Wie es unter solchem Geist in anderen, gewöhnlichen Volksschulen herging, das läßt nachstehender, mit offenbarem Wohlgefallen gegebener Bericht Heppes über die musterhafte Schule eines Lehrers Stab in dem preußischen Dorf Kley erkennen:

„Die Kinder mußten ihm nicht nur ungefähr zur rechten Zeit in der Schule erscheinen, sondern auf den Glockenschlag; . . . . . es durfte auch nicht die allergeringste Unordentlichkeit an ihnen gefunden werden . . . . .
Mit dem Glockenschlag begannen und endigten die Lektionen. Alles, was befohlen wurde, mußte auf den leisesten Wink und sogleich auf der Stelle geschehen. Alle Schüler mußten, sowie der Lehrer in die Schule trat, vor ihm langsam vorüberziehen und die Musterung passieren. Ein jeder hatte seinen, mit einer Nummer bezeichneten und mit zwei Strichen (!) abgemessenen Platz; nur auf diesen durfte er sich setzen. Kein Tisch, keine Bank, keine Tafel, keine Tabelle durfte nur im geringsten verrückt werden. Kein Buch, keine Schreibtafel, kein Tintefaß etc. etc. durfte anders angetroffen werden, als auf der ihnen ein für alle Mal angewiesenen Stelle. Die Schulgesetze mußten vom Größten bis zum Kleinsten auf‘s Genaueste befolgt werden; auch die allergeringste Uebertretung wurde sogleich bemerklich gemacht und gerügt . . . . Bei einer jeden Abteilung der Schule stellte er einen geübteren Schüler als seinen kleinen Untermeister an . . . . Sie mußten darauf achten, daß die ihrer Untermeisterei übergebenen Schüler ihre Bücher, Schiefertafeln etc. etc. vorschriftsmäßig bei sich hatten, mit denselben gut umgingen, ordentlich und rein erschienen und blieben . . . und sonst dem Lehrer zur Hand gehen . . . . . So lange sich der Lehrer mit den Geübteren beschäftigte, durfte schlechterdings kein Wort gesprochen, kein Geräusch gehört werden“ (Heppe S. 232 f.).

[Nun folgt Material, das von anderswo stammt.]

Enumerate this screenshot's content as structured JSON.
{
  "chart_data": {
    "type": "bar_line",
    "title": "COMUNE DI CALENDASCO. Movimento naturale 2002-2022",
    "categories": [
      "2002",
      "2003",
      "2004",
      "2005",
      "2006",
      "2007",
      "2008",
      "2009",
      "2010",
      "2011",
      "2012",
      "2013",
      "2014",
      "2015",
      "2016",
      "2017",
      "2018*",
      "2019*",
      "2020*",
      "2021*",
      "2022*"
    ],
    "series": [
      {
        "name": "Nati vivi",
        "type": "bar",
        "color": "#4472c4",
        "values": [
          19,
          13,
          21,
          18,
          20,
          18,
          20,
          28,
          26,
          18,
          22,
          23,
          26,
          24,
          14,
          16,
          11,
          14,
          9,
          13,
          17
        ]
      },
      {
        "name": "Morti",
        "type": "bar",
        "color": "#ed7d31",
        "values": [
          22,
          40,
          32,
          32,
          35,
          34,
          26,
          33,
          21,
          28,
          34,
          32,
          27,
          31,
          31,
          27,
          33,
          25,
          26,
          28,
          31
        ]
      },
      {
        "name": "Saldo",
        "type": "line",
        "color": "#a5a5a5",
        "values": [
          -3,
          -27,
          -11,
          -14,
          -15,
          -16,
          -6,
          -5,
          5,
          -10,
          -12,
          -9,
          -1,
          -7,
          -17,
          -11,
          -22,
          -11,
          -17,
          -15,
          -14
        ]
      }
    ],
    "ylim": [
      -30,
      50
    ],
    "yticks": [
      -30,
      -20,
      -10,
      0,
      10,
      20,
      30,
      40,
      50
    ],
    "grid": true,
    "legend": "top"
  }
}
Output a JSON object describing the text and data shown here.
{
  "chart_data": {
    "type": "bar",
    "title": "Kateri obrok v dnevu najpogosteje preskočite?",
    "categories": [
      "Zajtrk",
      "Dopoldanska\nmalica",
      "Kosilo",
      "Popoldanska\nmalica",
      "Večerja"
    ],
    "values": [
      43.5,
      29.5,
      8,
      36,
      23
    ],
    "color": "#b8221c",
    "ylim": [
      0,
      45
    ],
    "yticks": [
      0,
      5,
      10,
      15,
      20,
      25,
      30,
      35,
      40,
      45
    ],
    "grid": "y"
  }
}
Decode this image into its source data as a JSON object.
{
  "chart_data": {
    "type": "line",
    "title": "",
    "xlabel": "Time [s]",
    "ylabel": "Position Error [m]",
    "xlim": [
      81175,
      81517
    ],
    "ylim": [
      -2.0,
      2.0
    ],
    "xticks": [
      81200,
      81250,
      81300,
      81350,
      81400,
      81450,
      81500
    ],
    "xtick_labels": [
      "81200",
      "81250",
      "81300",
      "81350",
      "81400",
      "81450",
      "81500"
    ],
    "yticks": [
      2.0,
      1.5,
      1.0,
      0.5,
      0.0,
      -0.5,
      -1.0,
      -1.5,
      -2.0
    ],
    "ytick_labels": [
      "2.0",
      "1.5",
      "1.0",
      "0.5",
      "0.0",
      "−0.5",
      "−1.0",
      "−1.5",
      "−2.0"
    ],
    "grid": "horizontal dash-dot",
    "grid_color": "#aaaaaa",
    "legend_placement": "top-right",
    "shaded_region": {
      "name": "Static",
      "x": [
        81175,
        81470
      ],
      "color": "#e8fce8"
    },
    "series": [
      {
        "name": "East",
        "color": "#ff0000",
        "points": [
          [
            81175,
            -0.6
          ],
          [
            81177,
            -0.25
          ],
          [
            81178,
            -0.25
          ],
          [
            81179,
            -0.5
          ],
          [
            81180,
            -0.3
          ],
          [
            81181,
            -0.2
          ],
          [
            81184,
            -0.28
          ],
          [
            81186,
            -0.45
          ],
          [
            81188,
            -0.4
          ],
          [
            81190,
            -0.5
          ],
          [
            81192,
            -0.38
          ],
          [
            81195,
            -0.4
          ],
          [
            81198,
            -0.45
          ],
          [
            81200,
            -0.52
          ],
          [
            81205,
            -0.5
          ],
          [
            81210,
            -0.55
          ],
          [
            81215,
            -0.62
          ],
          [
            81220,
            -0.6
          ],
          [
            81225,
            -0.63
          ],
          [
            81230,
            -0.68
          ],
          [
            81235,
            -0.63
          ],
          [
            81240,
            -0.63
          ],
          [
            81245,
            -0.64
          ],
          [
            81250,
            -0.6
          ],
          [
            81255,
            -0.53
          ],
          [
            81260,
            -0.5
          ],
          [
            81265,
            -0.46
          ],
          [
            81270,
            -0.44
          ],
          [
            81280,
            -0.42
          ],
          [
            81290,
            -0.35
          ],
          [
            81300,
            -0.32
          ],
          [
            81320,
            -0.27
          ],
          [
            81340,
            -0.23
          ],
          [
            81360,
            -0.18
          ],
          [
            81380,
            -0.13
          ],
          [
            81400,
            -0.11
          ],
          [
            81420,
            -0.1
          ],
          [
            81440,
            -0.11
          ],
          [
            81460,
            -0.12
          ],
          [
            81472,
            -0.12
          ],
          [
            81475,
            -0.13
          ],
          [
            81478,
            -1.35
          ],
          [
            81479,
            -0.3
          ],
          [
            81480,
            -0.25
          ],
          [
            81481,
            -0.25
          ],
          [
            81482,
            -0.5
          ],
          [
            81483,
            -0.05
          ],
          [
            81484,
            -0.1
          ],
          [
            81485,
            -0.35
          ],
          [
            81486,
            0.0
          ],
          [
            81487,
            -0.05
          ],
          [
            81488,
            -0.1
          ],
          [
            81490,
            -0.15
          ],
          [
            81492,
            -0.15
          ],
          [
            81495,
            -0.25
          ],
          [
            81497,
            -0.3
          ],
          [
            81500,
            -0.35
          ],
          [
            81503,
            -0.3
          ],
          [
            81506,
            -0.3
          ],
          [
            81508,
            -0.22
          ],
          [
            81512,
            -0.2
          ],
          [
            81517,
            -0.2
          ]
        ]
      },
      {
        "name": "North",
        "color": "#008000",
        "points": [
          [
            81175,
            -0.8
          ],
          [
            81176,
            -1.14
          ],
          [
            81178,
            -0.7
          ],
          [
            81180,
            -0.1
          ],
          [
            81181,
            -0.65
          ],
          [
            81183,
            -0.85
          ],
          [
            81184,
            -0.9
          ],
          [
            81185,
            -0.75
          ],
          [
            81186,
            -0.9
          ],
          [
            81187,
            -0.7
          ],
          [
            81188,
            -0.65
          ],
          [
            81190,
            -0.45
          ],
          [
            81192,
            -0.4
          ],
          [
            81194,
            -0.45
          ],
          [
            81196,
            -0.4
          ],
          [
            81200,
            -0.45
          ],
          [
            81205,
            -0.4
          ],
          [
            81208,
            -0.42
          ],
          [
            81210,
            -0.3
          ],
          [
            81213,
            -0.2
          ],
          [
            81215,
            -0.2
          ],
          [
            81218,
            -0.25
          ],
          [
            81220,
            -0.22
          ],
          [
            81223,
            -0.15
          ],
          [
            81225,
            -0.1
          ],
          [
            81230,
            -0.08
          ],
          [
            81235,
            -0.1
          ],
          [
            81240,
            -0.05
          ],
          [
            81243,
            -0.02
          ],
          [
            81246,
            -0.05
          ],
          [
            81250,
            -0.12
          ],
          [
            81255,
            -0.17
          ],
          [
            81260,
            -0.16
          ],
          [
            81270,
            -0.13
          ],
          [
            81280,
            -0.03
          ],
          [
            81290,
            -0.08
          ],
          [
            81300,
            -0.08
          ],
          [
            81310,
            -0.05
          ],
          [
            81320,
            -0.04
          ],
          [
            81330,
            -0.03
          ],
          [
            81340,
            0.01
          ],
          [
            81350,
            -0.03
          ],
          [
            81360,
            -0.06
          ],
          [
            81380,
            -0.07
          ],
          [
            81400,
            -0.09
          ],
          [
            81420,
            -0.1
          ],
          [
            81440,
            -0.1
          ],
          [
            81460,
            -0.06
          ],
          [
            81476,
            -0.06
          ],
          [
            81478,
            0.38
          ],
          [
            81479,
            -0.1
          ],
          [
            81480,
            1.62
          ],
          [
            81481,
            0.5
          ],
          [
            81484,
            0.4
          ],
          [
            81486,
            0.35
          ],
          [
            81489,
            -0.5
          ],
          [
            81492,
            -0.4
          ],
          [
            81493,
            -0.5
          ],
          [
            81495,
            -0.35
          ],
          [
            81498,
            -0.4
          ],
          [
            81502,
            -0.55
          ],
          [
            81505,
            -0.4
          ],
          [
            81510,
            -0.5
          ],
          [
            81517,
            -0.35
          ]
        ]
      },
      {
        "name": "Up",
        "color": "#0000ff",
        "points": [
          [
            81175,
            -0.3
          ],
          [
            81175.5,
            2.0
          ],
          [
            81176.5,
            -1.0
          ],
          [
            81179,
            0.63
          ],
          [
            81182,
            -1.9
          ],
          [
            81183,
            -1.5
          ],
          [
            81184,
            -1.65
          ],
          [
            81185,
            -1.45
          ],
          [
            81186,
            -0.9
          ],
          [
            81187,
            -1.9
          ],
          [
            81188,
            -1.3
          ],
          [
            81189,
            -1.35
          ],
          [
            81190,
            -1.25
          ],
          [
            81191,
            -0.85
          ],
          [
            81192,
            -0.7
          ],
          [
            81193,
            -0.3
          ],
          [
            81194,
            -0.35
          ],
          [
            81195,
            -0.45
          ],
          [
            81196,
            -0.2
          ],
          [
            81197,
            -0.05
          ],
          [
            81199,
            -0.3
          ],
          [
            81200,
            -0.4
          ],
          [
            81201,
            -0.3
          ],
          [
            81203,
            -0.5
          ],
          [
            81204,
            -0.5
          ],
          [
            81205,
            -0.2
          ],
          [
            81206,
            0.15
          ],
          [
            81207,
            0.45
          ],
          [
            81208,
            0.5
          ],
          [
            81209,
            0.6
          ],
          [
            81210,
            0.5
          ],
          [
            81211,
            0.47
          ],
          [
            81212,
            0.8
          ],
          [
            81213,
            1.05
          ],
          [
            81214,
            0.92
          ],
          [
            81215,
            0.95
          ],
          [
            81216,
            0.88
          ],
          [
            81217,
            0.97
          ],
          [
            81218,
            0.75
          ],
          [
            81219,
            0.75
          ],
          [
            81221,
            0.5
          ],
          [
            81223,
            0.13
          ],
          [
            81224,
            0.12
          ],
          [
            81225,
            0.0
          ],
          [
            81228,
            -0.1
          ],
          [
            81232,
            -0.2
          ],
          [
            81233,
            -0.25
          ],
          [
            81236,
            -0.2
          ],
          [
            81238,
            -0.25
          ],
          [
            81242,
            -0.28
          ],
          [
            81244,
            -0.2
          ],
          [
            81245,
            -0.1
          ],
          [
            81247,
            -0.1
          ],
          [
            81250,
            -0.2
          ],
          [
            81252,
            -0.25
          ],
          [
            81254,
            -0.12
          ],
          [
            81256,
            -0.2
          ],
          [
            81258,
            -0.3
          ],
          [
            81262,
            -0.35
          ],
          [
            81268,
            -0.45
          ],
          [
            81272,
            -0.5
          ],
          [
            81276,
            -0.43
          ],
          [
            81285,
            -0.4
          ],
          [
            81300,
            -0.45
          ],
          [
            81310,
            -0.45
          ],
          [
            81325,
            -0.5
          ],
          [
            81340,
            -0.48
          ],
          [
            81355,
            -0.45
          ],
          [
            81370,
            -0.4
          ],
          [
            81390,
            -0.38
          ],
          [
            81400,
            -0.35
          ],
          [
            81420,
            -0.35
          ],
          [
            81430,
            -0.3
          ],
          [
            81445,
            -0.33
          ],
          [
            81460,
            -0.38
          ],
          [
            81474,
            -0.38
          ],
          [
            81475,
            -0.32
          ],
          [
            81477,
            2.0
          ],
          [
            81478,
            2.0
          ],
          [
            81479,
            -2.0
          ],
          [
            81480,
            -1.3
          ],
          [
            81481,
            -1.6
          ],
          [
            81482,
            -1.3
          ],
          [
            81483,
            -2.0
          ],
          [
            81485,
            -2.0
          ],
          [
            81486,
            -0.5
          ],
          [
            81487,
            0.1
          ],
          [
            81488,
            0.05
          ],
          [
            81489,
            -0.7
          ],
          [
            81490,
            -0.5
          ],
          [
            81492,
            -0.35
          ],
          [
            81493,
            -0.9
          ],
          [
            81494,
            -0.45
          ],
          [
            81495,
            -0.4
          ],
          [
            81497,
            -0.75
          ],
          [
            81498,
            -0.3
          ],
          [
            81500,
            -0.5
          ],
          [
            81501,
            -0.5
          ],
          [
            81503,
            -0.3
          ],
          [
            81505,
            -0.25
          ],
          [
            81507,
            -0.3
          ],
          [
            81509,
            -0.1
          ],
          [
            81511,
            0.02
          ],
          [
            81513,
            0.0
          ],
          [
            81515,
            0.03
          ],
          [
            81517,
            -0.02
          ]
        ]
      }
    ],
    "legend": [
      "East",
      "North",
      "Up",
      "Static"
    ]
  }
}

Mußte da nicht jedem preußischen Unteroffizier das Herz im Leibe lachen? Selbstverständlich aber herrschte in dieser „Schule“ vollkommen die Prügelpädagogik, wie man sie von den früheren kirchlichen Schulen her gewohnt war. Luther war zwar selbst so hart und streng erzogen worden, daß man denken sollte, er hätte ein Haar in solcher „Erziehung“ gefunden: „Wegen einer armseligen Nuß hatte ihn einst seine Mutter blutig geschlagen (!) und sein Vater züchtigte ihn einstmals so, daß er ihn floh, ihm feind wurde und sich nur nach und nach wieder an ihn gewöhnte“. Und doch eifert er gegen die „Verzärtelung der Kinder“ . . . : Die Kinder seien nur zu geneigt, Böses zu tun (!), weshalb es eine Sünde (!) der Eltern sei, ihnen nicht zu wehren und die Strafe zu unterlassen. Leute, die dies tun, würden die Sünden der Kinder tragen, als hätten sie diese selbst begangen (!); es sei ein greulicher Mord (!), wenn ein Vater sein Kind ungestraft lasse. Durch die Rute errette er des Kindes Seele von der Hölle (!) . . . Diejenigen aber, welche ohne Strafe blieben, würden zu Buben und Meister Hans (der Henker) müsse sie mit der tötlichen Rute strafen (!)“ (Boesch, S. 47/48). Und an anderer Stelle hat er „allen Eltern ans Herz gelegt“, ihren Kindern die „geistige Salbe des eichenen Butterwecken“ nicht vorzuenthalten“ (Hauser, S. 20/21).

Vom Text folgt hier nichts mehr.